// the find
tmsmith/Dapper-Extensions
Dapper Extensions is a small library that complements Dapper by adding basic CRUD operations (Get, Insert, Update, Delete) for your POCOs. For more advanced querying scenarios, Dapper Extensions provides a predicate system. The goal of this library is to keep your POCOs pure by not requiring any attributes or base class inheritance.
A thin wrapper over Dapper that adds CRUD operations (Get, Insert, Update, Delete, GetList, GetPage) without requiring you to annotate your POCOs. Mapping is handled via ClassMapper classes kept separate from your domain objects. It sits between raw Dapper and a full ORM — you still write SQL for anything complex, but you don't repeat boilerplate for the simple stuff.
Zero-annotation approach is genuinely well-executed: your POCOs stay clean and the mapping lives in a separate class that's easy to test. Multi-database dialect support (SQL Server, PostgreSQL, MySQL, SQLite, Oracle, DB2) is real — each has its own dialect class and integration tests with Docker fixtures. The predicate system handles AND/OR trees and BETWEEN without you dropping to raw SQL for common filter patterns. Composite key support works correctly, which many micro-ORMs get wrong.

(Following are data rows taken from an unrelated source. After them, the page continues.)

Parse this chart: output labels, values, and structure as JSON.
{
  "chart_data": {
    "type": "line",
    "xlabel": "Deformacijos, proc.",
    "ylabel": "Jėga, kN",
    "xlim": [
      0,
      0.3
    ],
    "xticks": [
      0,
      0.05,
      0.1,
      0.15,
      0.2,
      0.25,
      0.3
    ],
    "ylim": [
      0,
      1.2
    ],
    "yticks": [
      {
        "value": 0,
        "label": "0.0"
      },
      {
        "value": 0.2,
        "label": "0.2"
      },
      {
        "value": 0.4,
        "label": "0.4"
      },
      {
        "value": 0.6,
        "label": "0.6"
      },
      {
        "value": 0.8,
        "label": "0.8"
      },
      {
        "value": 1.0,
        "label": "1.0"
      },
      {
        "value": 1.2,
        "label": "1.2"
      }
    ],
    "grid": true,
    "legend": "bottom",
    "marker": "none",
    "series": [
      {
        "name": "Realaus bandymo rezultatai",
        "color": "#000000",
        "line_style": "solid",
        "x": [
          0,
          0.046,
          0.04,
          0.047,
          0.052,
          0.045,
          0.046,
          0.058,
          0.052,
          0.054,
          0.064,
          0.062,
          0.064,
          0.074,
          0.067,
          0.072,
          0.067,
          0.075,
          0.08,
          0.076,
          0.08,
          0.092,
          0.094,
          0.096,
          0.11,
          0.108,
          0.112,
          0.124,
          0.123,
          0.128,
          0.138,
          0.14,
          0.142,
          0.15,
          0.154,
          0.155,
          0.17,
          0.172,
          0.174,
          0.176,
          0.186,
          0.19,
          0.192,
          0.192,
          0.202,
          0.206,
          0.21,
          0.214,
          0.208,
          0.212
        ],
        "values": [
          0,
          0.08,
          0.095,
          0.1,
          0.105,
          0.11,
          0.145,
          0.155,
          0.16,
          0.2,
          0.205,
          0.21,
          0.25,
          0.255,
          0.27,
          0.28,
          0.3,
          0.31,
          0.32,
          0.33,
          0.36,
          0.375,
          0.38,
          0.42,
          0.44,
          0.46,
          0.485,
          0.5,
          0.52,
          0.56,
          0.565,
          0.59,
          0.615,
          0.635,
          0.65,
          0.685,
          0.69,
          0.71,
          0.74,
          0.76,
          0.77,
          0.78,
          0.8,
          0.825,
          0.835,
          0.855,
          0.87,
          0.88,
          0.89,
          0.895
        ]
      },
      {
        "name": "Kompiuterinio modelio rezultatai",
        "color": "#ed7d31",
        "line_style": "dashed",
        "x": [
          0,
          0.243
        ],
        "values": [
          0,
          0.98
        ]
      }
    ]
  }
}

Last meaningful activity was early 2024 and the project shows it — the NuGet packages checked into /nuget/ go back to 1.0, the TODO.txt almost certainly has items that never shipped, and open PRs suggest the maintainer isn't reviewing. The predicate system caps out fast: anything involving joins, subqueries, or window functions requires you to bypass the library entirely and write raw Dapper, which defeats the point for non-trivial schemas. No source-generated mapping or compile-time validation — mapping errors surface at runtime. The global static configuration pattern (DapperExtensions.DefaultMapper = ...) is a design smell that causes test isolation headaches.